Les tribunaux sont-ils partenaires ou fossoyeurs du politique?

L’animateur Antoine Robitaille était accompagné sur scène du professeur Patrick Taillon, de l’ex-juge de la Cour suprême Louis LeBel et de la chroniqueuse du Devoir Manon Cornellier.
Photo: Renaud Philippe Le Devoir L’animateur Antoine Robitaille était accompagné sur scène du professeur Patrick Taillon, de l’ex-juge de la Cour suprême Louis LeBel et de la chroniqueuse du Devoir Manon Cornellier.

Abuse-t-on des renvois en Cour suprême ? Leur multiplication nuit-elle à la démocratie ? Cette question complexe a donné lieu à de riches échanges, jeudi soir, dans le cadre d’un débat entre l’ex-juge de la Cour suprême Louis LeBel, le professeur de droit Patrick Taillon et la chroniqueuse politique Manon Cornellier.

La rencontre se déroulait dans le cadre de la série « Le Devoir de débattre » à la chapelle du Musée de l’Amérique française. Comme l’a résumé l’animateur et collègue Antoine Robitaille, c’est une sorte de « messe » pour pousser plus loin les débats qui agitent les pages Opinions du Devoir.

Dès le départ, Manon Cornellier a donné le ton en présentant les renvois comme « une façon pour les politiciens d’éviter des enjeux explosifs », une sorte de « démission » du législatif.

Rappelons que les renvois en Cour suprême se sont multipliés ces dernières années au Canada. De la procréation assistée à la commission des valeurs mobilières, les gouvernements demandent de plus en plus aux tribunaux de trancher des enjeux difficiles.

L’ex-juge LeBel, qui en était à son premier débat public depuis sa retraite de la Cour suprême, a apporté quelques nuances. On aurait tort, dit-il, de penser que la Cour est « instrumentalisée » par le politique avec les renvois puisqu’elle est complètement indépendante.

Il a toutefois concédé plus tard que cela pouvait nuire au débat politique. L’enjeu, selon lui, est le rôle qu’on donne à la justice dans une démocratie.

De son côté, le professeur Taillon a rappelé qu’en théorie, les renvois sont des exercices consultatifs. Or dans la réalité, « ce qui devait être un avis est une décision qui s’impose ».

L’un des moments les plus cocasses de la soirée est survenu après que Manon Cornellier a déclaré que « trop de politiciens » se cachaient « sous la jupe des juges ». Du tac au tac, l’ex-juge Lebel a rétorqué avec humour que ça ne lui était jamais arrivé et qu’il doute que ce soit une bonne idée.

Le débat s’est élargi à différents types de recours devant les tribunaux.
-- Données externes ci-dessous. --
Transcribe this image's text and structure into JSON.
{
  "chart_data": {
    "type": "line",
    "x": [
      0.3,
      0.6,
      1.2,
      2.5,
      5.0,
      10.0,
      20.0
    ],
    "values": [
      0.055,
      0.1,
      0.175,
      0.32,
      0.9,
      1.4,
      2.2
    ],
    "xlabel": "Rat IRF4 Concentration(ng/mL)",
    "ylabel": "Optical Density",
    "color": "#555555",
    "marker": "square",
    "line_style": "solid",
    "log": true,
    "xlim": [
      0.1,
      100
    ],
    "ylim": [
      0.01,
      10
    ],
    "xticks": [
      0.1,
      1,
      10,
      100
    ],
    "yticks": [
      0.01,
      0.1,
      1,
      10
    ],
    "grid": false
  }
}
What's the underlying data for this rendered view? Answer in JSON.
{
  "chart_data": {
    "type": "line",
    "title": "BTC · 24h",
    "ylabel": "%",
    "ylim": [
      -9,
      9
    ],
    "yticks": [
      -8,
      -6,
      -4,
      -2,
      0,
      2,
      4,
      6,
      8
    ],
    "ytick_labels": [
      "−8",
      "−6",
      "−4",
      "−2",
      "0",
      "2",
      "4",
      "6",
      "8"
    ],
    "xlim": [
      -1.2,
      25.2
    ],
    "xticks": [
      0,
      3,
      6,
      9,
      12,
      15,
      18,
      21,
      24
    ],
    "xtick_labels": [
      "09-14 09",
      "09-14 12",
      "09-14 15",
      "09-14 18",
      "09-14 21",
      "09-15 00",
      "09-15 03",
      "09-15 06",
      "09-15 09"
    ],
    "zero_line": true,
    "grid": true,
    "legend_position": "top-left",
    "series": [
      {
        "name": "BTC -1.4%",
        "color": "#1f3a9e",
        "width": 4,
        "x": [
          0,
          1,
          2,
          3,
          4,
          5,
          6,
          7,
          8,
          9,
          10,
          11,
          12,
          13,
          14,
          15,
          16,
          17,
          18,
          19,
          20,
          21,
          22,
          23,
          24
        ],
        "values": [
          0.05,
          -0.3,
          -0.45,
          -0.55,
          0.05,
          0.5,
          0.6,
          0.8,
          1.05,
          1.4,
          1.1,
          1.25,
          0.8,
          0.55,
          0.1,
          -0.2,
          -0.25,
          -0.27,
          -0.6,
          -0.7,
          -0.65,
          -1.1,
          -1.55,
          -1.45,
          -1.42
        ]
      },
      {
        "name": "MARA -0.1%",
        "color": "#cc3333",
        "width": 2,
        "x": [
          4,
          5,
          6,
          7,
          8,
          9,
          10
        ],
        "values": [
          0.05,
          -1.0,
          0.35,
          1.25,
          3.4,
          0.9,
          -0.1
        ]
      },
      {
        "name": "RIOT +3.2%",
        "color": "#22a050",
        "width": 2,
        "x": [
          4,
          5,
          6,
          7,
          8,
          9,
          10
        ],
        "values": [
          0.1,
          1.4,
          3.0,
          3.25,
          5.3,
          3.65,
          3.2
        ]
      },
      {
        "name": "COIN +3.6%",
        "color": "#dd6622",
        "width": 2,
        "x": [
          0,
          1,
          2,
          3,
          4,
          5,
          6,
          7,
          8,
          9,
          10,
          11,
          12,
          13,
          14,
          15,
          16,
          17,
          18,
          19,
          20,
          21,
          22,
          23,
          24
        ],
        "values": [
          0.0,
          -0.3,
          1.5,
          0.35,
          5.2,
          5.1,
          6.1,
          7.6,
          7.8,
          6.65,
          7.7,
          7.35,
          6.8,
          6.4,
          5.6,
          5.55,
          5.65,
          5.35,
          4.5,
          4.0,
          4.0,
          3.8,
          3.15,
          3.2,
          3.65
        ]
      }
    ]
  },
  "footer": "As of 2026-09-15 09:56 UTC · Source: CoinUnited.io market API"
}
Antoine Robitaille a notamment donné l’exemple du débat sur la prière en se demandant si les citoyens contre n’auraient pas dû tenter de se faire élire plutôt que d’interpeller la cour.

À cela, Manon Cornellier a rétorqué que des minorités comme les autochtones pouvaient difficilement se faire élire, par exemple.

 

L’événement a fait salle comble, du fait notamment de la présence des nombreux membres de la Conférence des juristes de l’État, partenaire de la soirée.

Depuis février 2013, la série « Le Devoir de débattre » a abordé les thèmes de l’art public, la charte des valeurs, le rôle politique de la caricature, le fédéralisme ou encore le féminisme. À Québec, les débats se déroulent toujours dans le somptueux décor de la chapelle du Musée de l’Amérique francophone, dans le Vieux-Québec. Or, le prochain débat de la série se déroulera à Montréal, le 6 mai. Il portera sur la course à la chefferie du Parti québécois et sera présenté à la Société des arts technologiques.